Environment & Science

With dwindling water supplies, Catalina seeks more desalination

A view from Catalina Island, looking over Avalon.
A view from Catalina Island, looking over Avalon.
scmtngirl/Flickr Creative Commons

Listen to story

Download this story 0MB

Los Angeles County supervisors are considering ways to aid desalination plans on Catalina Island, where supplier Southern California Edison is considering requiring unprecedented 50% cuts in water use.

The island is home to some 4,000 people year-round, and it boasts hotels and a harbor that collectively have invested $40 million to boost the number of visitors to around 700,000 a year.

What Catalina doesn’t have much of is water, which comes from a few wells and a desalination plant.

With a creeping drought, Catalina started conserving in 2013. Last August, Edison put a 25 percent cut in water usage into effect islandwide. Edison customers who exceed their water allotment can be punished with flow-restricting devices on their water lines plus a $200 fine.

Some hotels are shipping laundry to the mainland. Customers must ask for water and, in many cases, pay for it. Some restaurants even use plastic utensils to save on the cost of water for doing dishes.


Those efforts are working. Since last August, Catalina’s water use has declined 34 percent, even as visitors increased more than 16 percent compared to before the drought.

Now Southern California Edison forecasts that, without more desalination capability or an El Niño condition to refill wells, Catalina may still have to go to 50 percent cuts in October — a prospect that has locals on edge.

“It is widely believed that additional conservation beyond what is currently being done will be difficult,” Avalon City Manager Ben Harvey wrote in a recent update to the Avalon City Council.

Edison's district manager, Ron Hite, admitted that island dwellers and visitors may be running out of water to cut. "The first two places you'd think to cut are in irrigation and in toilet flushes," he said. But, he pointed out that little of Catalina is irrigated, and "the majority of toilets in the city of Avalon are already using saltwater." 

Edison already operates a desalination plant at Catalina, capable of delivering about 200,000 gallons a day in fresh water supplies. The company is working with the City of Avalon toward getting another plant on line to double that amount. According to Hite, a new plant would cost $1.6 million, with costs to be shared among Edison and the city of Avalon. 

Hotel owners, restaurateurs and other businesses dependent on tourism say deeper cuts could harm business. "Certainly the great white hope is to avoid it through this emergency funding of secondary desal," says Jim Luttjohann, president of the Catalina Island Chamber of Commerce. 

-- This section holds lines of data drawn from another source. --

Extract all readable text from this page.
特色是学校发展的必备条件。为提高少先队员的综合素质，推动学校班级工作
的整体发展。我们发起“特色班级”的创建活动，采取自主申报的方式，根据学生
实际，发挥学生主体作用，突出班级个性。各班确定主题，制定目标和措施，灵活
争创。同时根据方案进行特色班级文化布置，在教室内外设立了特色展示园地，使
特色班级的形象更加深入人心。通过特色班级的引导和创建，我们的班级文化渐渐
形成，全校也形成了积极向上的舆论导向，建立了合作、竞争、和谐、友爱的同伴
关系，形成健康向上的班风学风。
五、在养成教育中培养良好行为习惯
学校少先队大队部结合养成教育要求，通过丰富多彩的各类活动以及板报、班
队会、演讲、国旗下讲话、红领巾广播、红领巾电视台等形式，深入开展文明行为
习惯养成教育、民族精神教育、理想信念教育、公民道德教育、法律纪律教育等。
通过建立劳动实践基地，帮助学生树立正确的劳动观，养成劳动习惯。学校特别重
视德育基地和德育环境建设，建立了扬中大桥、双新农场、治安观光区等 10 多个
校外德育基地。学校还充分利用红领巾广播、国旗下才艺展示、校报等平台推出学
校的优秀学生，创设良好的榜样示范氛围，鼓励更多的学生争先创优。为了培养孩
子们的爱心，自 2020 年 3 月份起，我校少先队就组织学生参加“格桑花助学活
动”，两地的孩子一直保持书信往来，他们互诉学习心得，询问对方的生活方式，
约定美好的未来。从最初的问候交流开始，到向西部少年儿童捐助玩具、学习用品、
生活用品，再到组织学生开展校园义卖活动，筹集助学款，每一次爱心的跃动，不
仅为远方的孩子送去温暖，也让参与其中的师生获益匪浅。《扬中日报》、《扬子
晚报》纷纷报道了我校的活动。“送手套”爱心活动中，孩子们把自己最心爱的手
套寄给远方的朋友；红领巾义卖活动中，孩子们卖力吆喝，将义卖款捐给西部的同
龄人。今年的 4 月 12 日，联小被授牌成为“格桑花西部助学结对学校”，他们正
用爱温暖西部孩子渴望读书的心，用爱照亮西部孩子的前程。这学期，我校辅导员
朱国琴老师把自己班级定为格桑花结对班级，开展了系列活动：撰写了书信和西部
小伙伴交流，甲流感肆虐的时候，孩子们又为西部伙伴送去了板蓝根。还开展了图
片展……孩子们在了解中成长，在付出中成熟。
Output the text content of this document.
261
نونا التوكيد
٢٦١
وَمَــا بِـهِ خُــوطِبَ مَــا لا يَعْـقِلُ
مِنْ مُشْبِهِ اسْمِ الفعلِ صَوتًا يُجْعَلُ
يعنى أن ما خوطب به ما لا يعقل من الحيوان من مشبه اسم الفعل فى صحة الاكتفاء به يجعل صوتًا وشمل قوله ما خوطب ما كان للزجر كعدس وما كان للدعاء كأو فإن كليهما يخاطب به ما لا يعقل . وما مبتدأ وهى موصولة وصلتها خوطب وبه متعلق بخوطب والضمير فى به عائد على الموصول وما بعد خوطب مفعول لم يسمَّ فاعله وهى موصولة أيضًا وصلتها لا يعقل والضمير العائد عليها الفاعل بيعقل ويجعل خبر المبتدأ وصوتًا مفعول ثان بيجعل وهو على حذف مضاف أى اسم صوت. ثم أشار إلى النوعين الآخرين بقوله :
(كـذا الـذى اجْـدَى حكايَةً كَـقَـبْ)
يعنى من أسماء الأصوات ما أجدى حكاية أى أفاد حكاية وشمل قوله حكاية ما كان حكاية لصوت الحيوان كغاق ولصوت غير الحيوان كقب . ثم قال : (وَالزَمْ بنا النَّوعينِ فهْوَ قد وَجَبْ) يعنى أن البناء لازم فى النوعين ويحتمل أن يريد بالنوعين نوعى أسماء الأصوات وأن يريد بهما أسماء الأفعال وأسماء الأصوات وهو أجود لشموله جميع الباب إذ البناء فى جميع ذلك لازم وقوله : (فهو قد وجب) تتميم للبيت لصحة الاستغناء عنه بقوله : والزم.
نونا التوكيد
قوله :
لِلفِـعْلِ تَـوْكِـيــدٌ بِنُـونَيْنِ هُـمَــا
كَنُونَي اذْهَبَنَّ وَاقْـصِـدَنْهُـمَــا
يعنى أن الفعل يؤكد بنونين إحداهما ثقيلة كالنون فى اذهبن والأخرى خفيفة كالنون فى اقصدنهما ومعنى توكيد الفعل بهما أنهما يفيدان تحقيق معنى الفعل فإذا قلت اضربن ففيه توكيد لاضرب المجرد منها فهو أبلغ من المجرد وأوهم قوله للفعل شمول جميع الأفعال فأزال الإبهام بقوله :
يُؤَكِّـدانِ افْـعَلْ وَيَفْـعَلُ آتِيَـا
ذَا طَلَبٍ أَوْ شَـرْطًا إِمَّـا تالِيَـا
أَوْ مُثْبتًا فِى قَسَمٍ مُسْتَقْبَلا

Realtor and property manager Kevin Strege said 50 percent cuts might require reducing occupancy on the island by shutting down rentals and shuttering hotel rooms. "We will probably have to reduce occupancy somewhat," Strege said. "Now, exactly how we’d do that if need be, is not fully decided yet."

Strege says the talk in town, at restaurants and on the street, is about water. How to save it in buckets; how to shorten showers; how to wash everything from dishes to dogs in less of it. "Everybody's kind of watching everybody else," he says. "We make sure that everybody is compliant, I can tell you that." 

Los Angeles County Supervisors could look into assisting the partnership with permit support. A new desalination facility would require permission from the California Coastal Commission, as well as state and local water regulators. Or they could help with funding. Hite says Edison and Avalon welcome the supervisors' attention. 

"The impact is enormous," Hite said, "and that’s why we’re working so closely together, to put something in place."